The date of the listing has now been set for June.

Demutualisation, which has been on the NSE’s plans for nearly 10 years now, will see the management of the bourse separated from the ownership, thereby paving the way for the sale of the exchange to the public through an IPO.

This is expected to lead to enhanced transparency and accountability in the management of the exchange, which conducts multi-billion shilling deals for both local and foreign investors.

“We expect formal approval to be granted by the regulator shortly. This will open the door for the long-anticipated self-listing,” Mr Njoroge told the shareholders.

The Capital Markets Authority is looking at the final application from the NSE for authorisation to be allowed to go ahead with the listing plans as scheduled.

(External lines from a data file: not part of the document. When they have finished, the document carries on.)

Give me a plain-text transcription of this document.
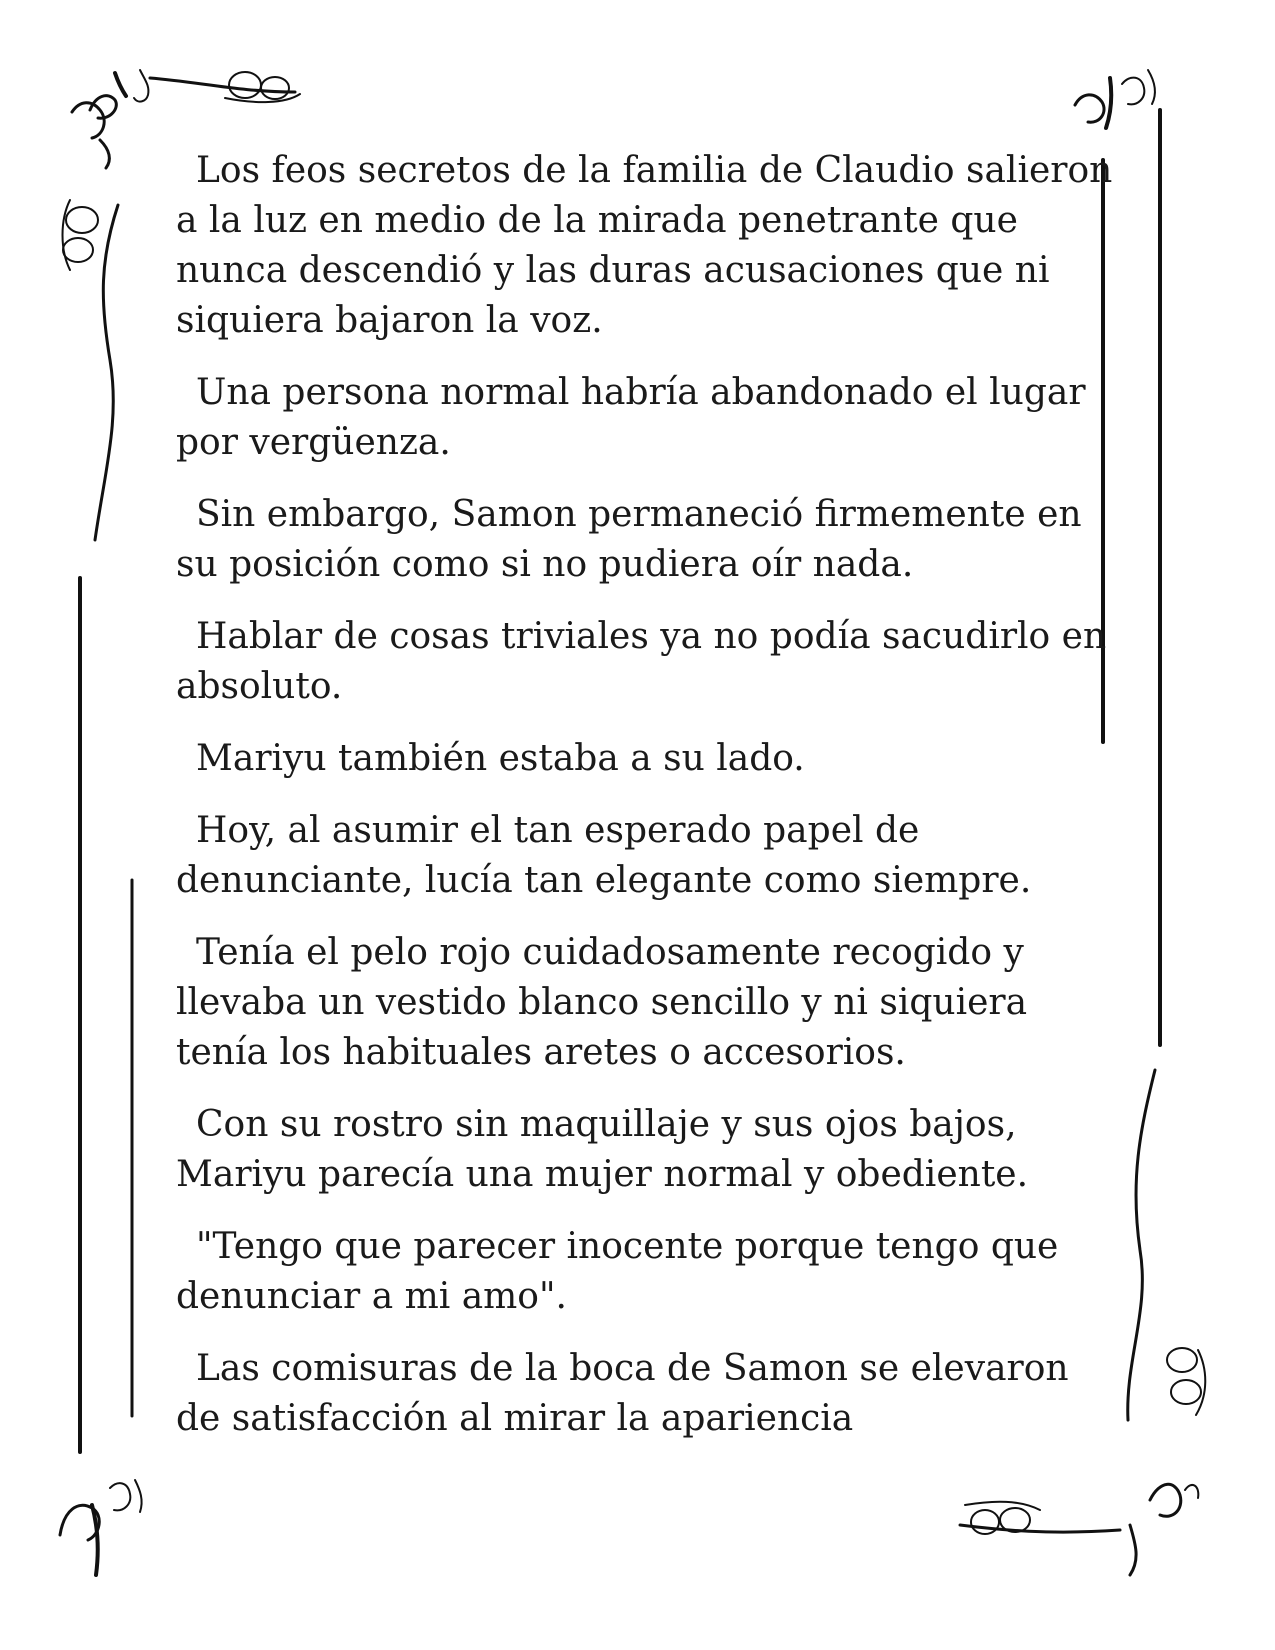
Los feos secretos de la familia de Claudio salieron a la luz en medio de la mirada penetrante que nunca descendió y las duras acusaciones que ni siquiera bajaron la voz.

Una persona normal habría abandonado el lugar por vergüenza.

Sin embargo, Samon permaneció firmemente en su posición como si no pudiera oír nada.

Hablar de cosas triviales ya no podía sacudirlo en absoluto.

Mariyu también estaba a su lado.

Hoy, al asumir el tan esperado papel de denunciante, lucía tan elegante como siempre.

Tenía el pelo rojo cuidadosamente recogido y llevaba un vestido blanco sencillo y ni siquiera tenía los habituales aretes o accesorios.

Con su rostro sin maquillaje y sus ojos bajos, Mariyu parecía una mujer normal y obediente.

"Tengo que parecer inocente porque tengo que denunciar a mi amo".

Las comisuras de la boca de Samon se elevaron de satisfacción al mirar la apariencia
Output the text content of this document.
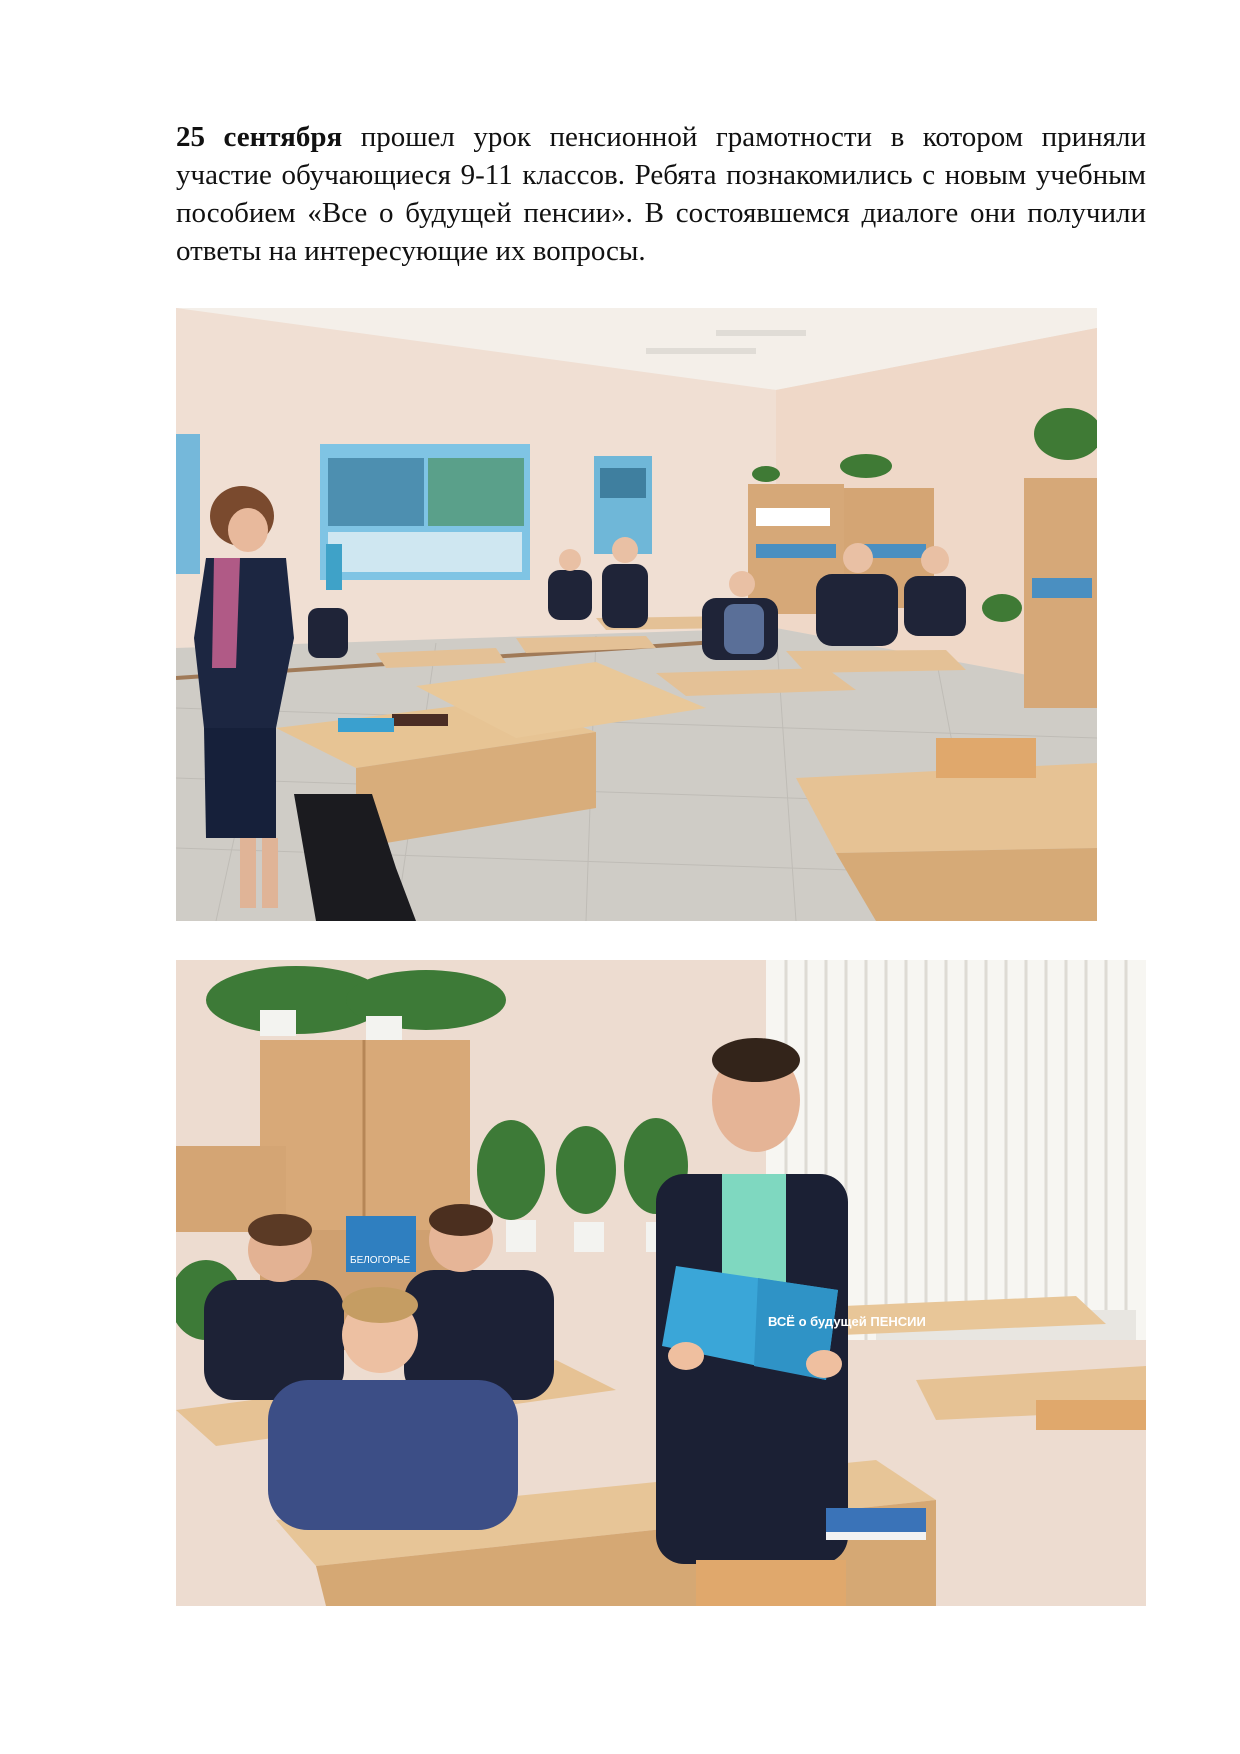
25 сентября прошел урок пенсионной грамотности в котором приняли участие обучающиеся 9-11 классов. Ребята познакомились с новым учебным пособием «Все о будущей пенсии». В состоявшемся диалоге они получили ответы на интересующие их вопросы.
БЕЛОГОРЬЕ
ВСЁ о будущей ПЕНСИИ
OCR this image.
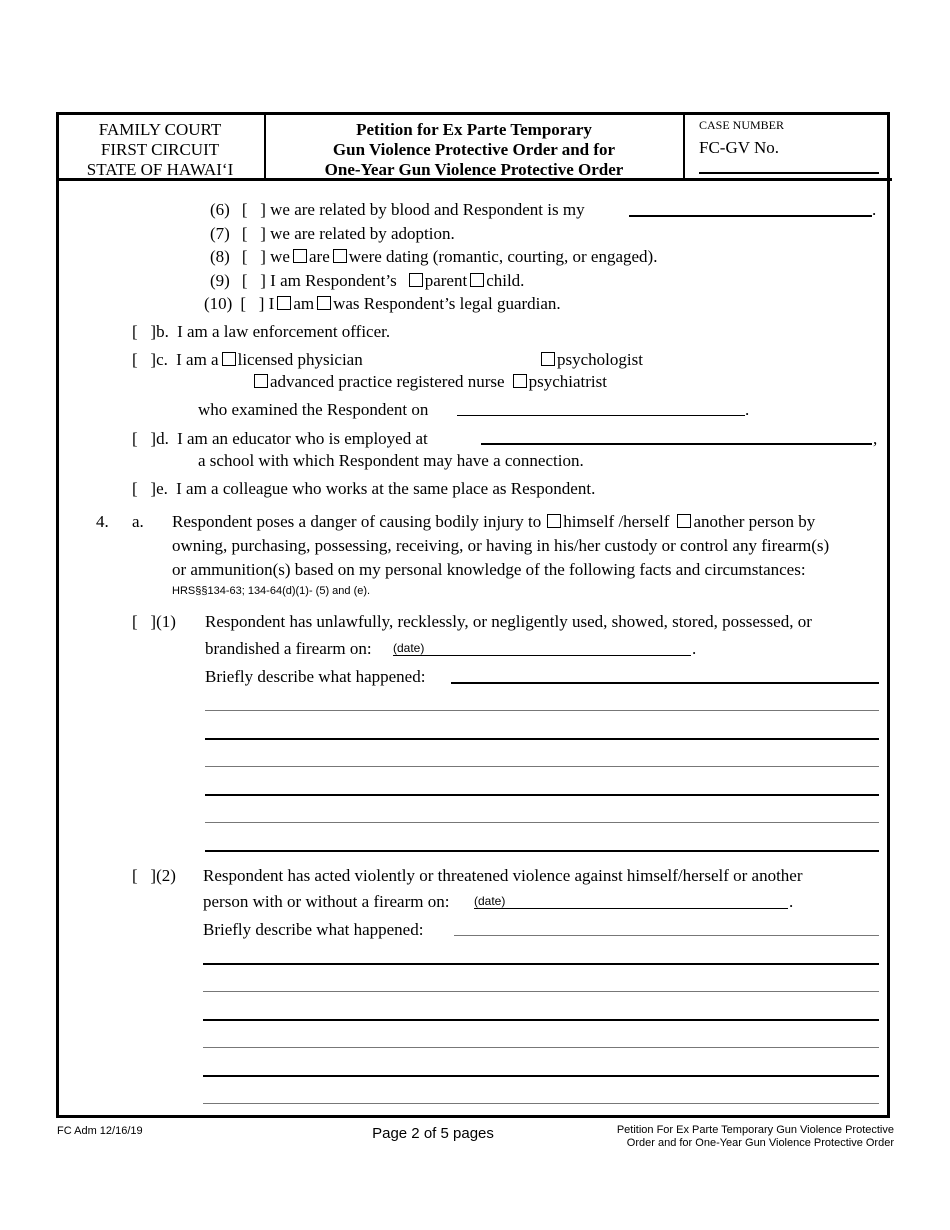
FAMILY COURT
FIRST CIRCUIT
STATE OF HAWAI‘I
Petition for Ex Parte Temporary
Gun Violence Protective Order and for
One-Year Gun Violence Protective Order
CASE NUMBER
FC-GV No.
(6) [   ] we are related by blood and Respondent is my	.
(7) [   ] we are related by adoption.
(8) [   ] we are were dating (romantic, courting, or engaged).
(9) [   ] I am Respondent’s parent child.
(10) [   ] I am was Respondent’s legal guardian.
[   ]b. I am a law enforcement officer.
[   ]c. I am a licensed physician	psychologist
advanced practice registered nurse psychiatrist
who examined the Respondent on	.
[   ]d. I am an educator who is employed at	,
a school with which Respondent may have a connection.
[   ]e. I am a colleague who works at the same place as Respondent.
4. a. Respondent poses a danger of causing bodily injury to himself /herself another person by
owning, purchasing, possessing, receiving, or having in his/her custody or control any firearm(s)
or ammunition(s) based on my personal knowledge of the following facts and circumstances:
HRS§§134-63; 134-64(d)(1)- (5) and (e).
[   ](1) Respondent has unlawfully, recklessly, or negligently used, showed, stored, possessed, or
brandished a firearm on: (date)	.
Briefly describe what happened:
[   ](2) Respondent has acted violently or threatened violence against himself/herself or another
person with or without a firearm on: (date)	.
Briefly describe what happened:
FC Adm 12/16/19	Page 2 of 5 pages	Petition For Ex Parte Temporary Gun Violence Protective
Order and for One-Year Gun Violence Protective Order
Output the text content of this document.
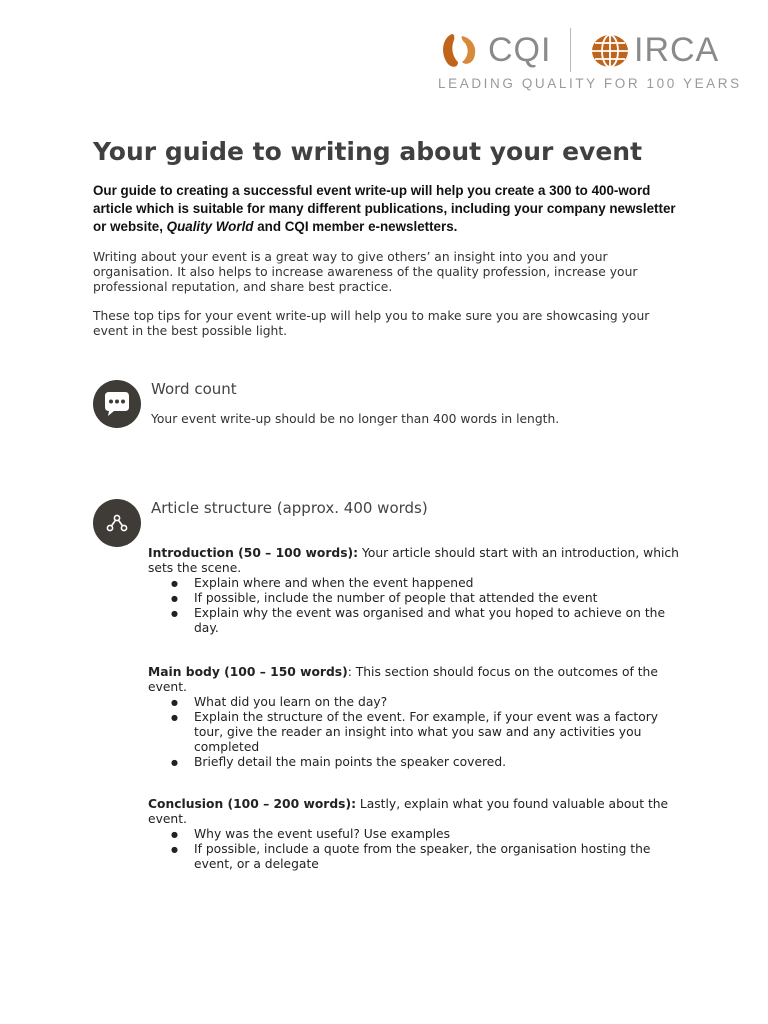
CQI IRCA
LEADING QUALITY FOR 100 YEARS
Your guide to writing about your event

Our guide to creating a successful event write-up will help you create a 300 to 400-word article which is suitable for many different publications, including your company newsletter or website, Quality World and CQI member e-newsletters.

Writing about your event is a great way to give others’ an insight into you and your organisation. It also helps to increase awareness of the quality profession, increase your professional reputation, and share best practice.

These top tips for your event write-up will help you to make sure you are showcasing your event in the best possible light.

Word count

Your event write-up should be no longer than 400 words in length.

Article structure (approx. 400 words)

Introduction (50 – 100 words): Your article should start with an introduction, which sets the scene.

● Explain where and when the event happened
● If possible, include the number of people that attended the event
● Explain why the event was organised and what you hoped to achieve on the day.

Main body (100 – 150 words): This section should focus on the outcomes of the event.

● What did you learn on the day?
● Explain the structure of the event. For example, if your event was a factory tour, give the reader an insight into what you saw and any activities you completed
● Briefly detail the main points the speaker covered.

Conclusion (100 – 200 words): Lastly, explain what you found valuable about the event.

● Why was the event useful? Use examples
● If possible, include a quote from the speaker, the organisation hosting the event, or a delegate
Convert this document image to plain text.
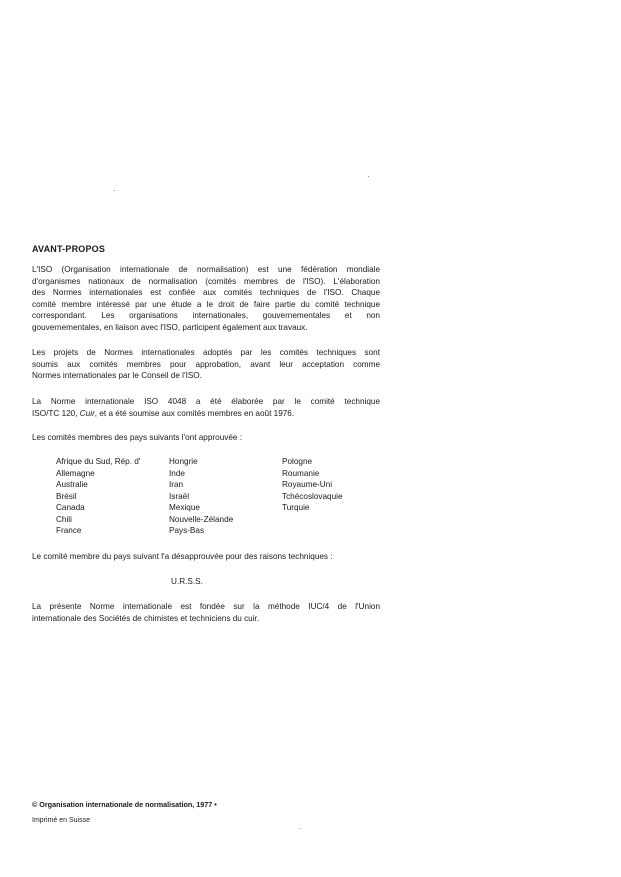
AVANT-PROPOS
L'ISO (Organisation internationale de normalisation) est une fédération mondiale
d'organismes nationaux de normalisation (comités membres de l'ISO). L'élaboration
des Normes internationales est confiée aux comités techniques de l'ISO. Chaque
comité membre intéressé par une étude a le droit de faire partie du comité technique
correspondant. Les organisations internationales, gouvernementales et non
gouvernementales, en liaison avec l'ISO, participent également aux travaux.
Les projets de Normes internationales adoptés par les comités techniques sont
soumis aux comités membres pour approbation, avant leur acceptation comme
Normes internationales par le Conseil de l'ISO.
La Norme internationale ISO 4048 a été élaborée par le comité technique
ISO/TC 120, Cuir, et a été soumise aux comités membres en août 1976.
Les comités membres des pays suivants l'ont approuvée :
Afrique du Sud, Rép. d'
Allemagne
Australie
Brésil
Canada
Chili
France
Hongrie
Inde
Iran
Israël
Mexique
Nouvelle-Zélande
Pays-Bas
Pologne
Roumanie
Royaume-Uni
Tchécoslovaquie
Turquie
Le comité membre du pays suivant l'a désapprouvée pour des raisons techniques :
U.R.S.S.
La présente Norme internationale est fondée sur la méthode IUC/4 de l'Union
internationale des Sociétés de chimistes et techniciens du cuir.
© Organisation internationale de normalisation, 1977 •
Imprimé en Suisse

“The NSE’s impending demutualisation will provide further impetus for the exchange to support the attainment of Vision 2030, further positioning our capital markets as the hub for East and Central Africa,” Mr Njoroge noted.

Should the planned self-listing go as anticipated, the NSE will self-list on the Main Investment Market Segment (MIMS) before the end of June.

As part of a plan to entrench itself in market deals, the NSE has also applied for a licence to be allowed to run the futures or derivatives exchange, whose setting up is now entrenched in law. However, the timelines are yet to be issued.

This followed a protracted tussle between the exchange and the capital markets regulator on the minimum capital required for running the derivatives or futures market.

The authority had proposed a minimum of Sh1 billion, which the NSE contested, saying this was meant to lock it out of the race to run the derivatives business. In turn, it suggested that it be given ample time to meet the requirements.

The derivatives market is expected to be established this year. It is set to provide affordable and convenient means to individuals and companies for investing and for cushioning them against interest rate fluctuations and exchange rate and commodity price volatility.

The market is also expected to boost liquidity levels in the underlying assets, which is a definite attraction to investors.

In the 2013 financial year, the exchange reported a 209 per cent rise in net profit to Sh263 million from Sh85 million in 2012.

Its income stood at Sh622.7 million.